Похититель тем временем скинул с плеча очередную «гостью». Присев на корточки, он защелкнул на ее запястьях браслеты и вышел, но уже через минуту вернулся и молча поставил на землю ржавое ведро.
— Сюда ходите, — прошипел маньяк. — Можете и помыться. Уринотерапия — это полезно.
В следующее мгновение дверь закрылась, щелкнул замок и лязгнул тяжелый засов. Пленники замолчали и погрузились в раздумья. Первой прервала тишину Пехова.
— Кого нам подселили, не видно?
— Женщина, — шмыгнула носом Герринг. — Ни сиськи, ни письки и попа с кулак.
— Надо ей обязательно спеть! — рыкнул Держигурда.
Тут вновь прибывшая зашевелилась.
— Я все слышу, между прочим. Пусть у меня небольшая грудь, зато попа что надо! Ее даже в кино снимали! Кстати, а что со мной произошло? Где я?
— Кто бы знал! — сказала Пехова. — А ты, часом, не Низовская?
— Да… — прозвучало во мгле.
— Машка права. Нет у тебя жопы, а это, кстати, лучшая валюта, крепче, чем доллар!
— Ты права, твоя шире, чем мои четыре! — парировала Юлия.
— А у тебя уже, тебе гадить хуже! — крикнула ведущая «Перепиха со мной».
В разговор вступил Держигурда.
— Эх, было бы чуток посветлее! Я нихера не вижу. Дамы, не ссорьтесь, давайте лучше петь!
— Никита, — вспылила Анфиса. — Иди в пень со своими песнями, без тебя тошно! И отвернитесь, я писать буду. И уши закроите.
Она легла на землю, вытянулась, насколько позволили цепи, и подтащила ногами ведро к себе. Певец принялся что-то бубнить себе под нос, стараясь заглушить звуки жизнедеятельности организма Пеховой. Когда та закончила, Никита решил разрядить гнетущую атмосферу неизвестности шуткой.
— Анфисочка, я тоже сикать захотел. Отодвинься в сторонку, я прямо отсюда заряжу.
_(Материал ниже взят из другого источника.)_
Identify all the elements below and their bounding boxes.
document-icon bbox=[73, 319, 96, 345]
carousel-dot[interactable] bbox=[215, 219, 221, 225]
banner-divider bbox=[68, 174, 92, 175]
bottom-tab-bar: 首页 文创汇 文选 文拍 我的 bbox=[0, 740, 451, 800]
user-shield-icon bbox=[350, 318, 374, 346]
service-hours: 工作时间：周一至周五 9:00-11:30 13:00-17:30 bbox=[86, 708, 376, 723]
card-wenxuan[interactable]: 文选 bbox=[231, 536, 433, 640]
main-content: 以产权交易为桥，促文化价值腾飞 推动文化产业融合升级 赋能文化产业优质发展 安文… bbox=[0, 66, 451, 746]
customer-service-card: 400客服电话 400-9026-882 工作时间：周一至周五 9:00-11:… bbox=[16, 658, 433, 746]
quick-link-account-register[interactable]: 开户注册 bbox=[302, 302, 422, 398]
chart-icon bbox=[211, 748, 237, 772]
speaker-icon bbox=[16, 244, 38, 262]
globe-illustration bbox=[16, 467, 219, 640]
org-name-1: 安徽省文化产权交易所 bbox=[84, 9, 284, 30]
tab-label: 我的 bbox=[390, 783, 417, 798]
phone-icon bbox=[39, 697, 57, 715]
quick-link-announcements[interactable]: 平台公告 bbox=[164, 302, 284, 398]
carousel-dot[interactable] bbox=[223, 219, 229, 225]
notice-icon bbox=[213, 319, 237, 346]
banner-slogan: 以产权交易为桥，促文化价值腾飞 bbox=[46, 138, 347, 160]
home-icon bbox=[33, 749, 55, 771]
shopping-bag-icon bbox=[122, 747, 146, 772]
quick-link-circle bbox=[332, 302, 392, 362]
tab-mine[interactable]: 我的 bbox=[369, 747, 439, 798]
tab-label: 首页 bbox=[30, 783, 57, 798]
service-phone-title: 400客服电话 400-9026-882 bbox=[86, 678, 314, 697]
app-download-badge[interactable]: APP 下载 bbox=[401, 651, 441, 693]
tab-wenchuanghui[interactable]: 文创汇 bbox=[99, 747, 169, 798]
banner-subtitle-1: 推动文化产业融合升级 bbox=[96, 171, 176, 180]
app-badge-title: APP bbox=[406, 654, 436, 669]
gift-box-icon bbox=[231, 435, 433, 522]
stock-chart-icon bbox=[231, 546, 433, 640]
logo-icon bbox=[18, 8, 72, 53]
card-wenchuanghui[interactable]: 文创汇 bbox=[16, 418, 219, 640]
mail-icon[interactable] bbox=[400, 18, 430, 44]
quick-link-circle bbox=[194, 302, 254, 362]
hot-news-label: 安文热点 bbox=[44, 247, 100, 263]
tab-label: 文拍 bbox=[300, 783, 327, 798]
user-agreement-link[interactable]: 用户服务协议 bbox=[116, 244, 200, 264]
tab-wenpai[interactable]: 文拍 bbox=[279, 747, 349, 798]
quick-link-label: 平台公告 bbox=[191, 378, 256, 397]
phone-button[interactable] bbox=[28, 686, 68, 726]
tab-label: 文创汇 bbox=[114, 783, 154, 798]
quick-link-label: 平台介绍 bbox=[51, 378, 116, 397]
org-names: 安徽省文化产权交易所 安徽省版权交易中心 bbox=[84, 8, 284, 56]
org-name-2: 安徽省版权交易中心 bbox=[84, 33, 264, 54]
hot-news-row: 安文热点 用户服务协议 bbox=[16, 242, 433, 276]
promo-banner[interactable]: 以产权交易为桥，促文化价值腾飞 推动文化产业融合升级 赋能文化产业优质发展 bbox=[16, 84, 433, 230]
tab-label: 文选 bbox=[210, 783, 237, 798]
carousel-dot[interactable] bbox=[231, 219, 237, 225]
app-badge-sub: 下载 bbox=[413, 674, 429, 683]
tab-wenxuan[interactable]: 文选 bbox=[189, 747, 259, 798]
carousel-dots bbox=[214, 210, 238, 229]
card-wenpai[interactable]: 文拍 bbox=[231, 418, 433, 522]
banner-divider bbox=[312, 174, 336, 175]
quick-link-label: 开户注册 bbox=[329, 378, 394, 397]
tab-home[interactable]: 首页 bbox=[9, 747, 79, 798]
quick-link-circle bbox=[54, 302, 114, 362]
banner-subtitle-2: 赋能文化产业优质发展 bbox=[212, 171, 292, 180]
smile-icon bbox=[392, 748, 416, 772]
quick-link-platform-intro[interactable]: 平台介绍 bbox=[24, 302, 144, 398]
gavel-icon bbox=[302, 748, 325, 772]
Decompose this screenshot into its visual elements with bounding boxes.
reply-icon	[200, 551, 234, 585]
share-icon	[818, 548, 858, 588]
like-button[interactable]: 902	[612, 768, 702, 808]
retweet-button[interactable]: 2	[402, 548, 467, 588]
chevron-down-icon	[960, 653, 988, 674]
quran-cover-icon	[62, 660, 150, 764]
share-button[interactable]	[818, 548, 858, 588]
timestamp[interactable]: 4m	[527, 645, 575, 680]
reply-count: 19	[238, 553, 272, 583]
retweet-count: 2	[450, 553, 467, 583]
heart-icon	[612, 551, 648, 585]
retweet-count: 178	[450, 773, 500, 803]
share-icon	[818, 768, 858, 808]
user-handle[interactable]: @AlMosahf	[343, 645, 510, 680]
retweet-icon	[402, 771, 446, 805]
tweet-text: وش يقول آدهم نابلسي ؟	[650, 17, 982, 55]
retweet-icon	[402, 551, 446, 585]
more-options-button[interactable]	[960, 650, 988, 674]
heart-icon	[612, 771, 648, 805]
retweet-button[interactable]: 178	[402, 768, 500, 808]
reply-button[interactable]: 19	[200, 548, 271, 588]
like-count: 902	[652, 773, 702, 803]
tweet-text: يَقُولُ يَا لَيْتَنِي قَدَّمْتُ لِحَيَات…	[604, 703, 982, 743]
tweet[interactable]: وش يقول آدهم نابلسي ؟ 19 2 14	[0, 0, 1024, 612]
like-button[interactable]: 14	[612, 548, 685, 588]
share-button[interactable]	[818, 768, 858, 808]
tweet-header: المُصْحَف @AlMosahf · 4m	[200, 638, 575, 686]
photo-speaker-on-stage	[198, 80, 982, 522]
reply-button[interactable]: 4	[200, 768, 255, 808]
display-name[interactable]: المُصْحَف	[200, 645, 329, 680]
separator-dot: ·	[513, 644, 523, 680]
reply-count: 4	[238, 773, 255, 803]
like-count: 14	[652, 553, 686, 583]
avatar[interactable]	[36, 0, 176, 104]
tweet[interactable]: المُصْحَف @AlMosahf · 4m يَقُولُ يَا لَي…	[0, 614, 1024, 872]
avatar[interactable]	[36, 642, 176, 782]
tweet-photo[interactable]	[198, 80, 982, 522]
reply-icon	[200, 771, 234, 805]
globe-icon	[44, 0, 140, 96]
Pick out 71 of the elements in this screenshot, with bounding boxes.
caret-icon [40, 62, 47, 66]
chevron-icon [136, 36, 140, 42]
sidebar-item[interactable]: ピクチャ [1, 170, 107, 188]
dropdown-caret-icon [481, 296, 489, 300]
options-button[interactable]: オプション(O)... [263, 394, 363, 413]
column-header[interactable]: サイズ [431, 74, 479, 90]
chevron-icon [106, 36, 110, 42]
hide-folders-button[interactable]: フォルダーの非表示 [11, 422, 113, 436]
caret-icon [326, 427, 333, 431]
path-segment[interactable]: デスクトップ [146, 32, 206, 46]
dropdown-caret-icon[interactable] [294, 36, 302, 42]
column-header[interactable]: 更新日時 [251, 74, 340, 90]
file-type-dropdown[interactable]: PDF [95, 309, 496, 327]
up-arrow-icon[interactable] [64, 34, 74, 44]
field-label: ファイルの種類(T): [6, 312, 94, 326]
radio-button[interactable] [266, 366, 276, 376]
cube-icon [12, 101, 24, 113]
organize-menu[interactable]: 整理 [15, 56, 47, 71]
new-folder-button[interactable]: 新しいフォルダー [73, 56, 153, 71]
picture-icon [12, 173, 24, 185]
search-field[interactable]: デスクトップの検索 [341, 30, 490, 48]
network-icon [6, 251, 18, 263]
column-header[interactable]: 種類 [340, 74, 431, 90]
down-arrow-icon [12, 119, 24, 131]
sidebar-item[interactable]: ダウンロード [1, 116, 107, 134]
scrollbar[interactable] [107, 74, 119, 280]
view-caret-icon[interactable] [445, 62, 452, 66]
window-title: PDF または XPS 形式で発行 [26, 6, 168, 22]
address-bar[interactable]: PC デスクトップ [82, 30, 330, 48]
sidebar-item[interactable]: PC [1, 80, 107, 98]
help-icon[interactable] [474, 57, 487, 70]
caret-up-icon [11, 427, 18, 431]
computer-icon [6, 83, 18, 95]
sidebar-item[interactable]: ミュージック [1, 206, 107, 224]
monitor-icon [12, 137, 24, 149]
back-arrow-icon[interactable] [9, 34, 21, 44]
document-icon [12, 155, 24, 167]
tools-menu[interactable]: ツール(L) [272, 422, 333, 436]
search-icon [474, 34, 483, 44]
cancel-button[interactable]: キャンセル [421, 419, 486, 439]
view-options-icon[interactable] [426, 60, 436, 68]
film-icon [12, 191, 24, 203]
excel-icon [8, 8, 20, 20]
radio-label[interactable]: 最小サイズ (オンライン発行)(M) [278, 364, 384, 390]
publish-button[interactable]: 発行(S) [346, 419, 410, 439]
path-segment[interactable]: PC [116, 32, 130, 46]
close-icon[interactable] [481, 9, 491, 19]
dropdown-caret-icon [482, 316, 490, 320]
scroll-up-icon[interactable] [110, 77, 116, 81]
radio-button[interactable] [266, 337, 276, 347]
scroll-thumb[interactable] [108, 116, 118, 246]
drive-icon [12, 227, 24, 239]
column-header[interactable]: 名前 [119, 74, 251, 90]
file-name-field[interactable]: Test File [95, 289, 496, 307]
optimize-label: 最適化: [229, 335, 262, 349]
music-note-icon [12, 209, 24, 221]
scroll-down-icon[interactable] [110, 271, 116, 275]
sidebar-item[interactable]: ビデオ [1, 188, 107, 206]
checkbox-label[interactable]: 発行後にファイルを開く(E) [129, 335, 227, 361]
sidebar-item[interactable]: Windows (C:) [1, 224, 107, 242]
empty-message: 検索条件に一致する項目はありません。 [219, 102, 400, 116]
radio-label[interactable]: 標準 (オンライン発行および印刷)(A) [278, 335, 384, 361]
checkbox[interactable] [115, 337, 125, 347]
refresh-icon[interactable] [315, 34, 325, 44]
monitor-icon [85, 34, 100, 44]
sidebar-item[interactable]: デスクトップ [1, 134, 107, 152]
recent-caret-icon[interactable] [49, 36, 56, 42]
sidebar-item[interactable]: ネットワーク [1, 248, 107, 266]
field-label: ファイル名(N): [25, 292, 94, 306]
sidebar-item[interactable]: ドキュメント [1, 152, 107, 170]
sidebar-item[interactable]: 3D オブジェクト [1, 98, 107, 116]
Спорим, что попаду?
— Иди в жопу, остряк-самоучка, — прозвучало в ответ. — Кто этот урод, и что ему от нас нужно?
Ведущая по-прежнему свято хранила свою догадку о розыгрыше Первейшего канала, но тупо сидеть и бездействовать не собиралась. Надо же показать свои талант и артистизм!
Вновь прибывшая оглядела свои оковы, которые заметила только что. В уголках ее глаз проступили слезы.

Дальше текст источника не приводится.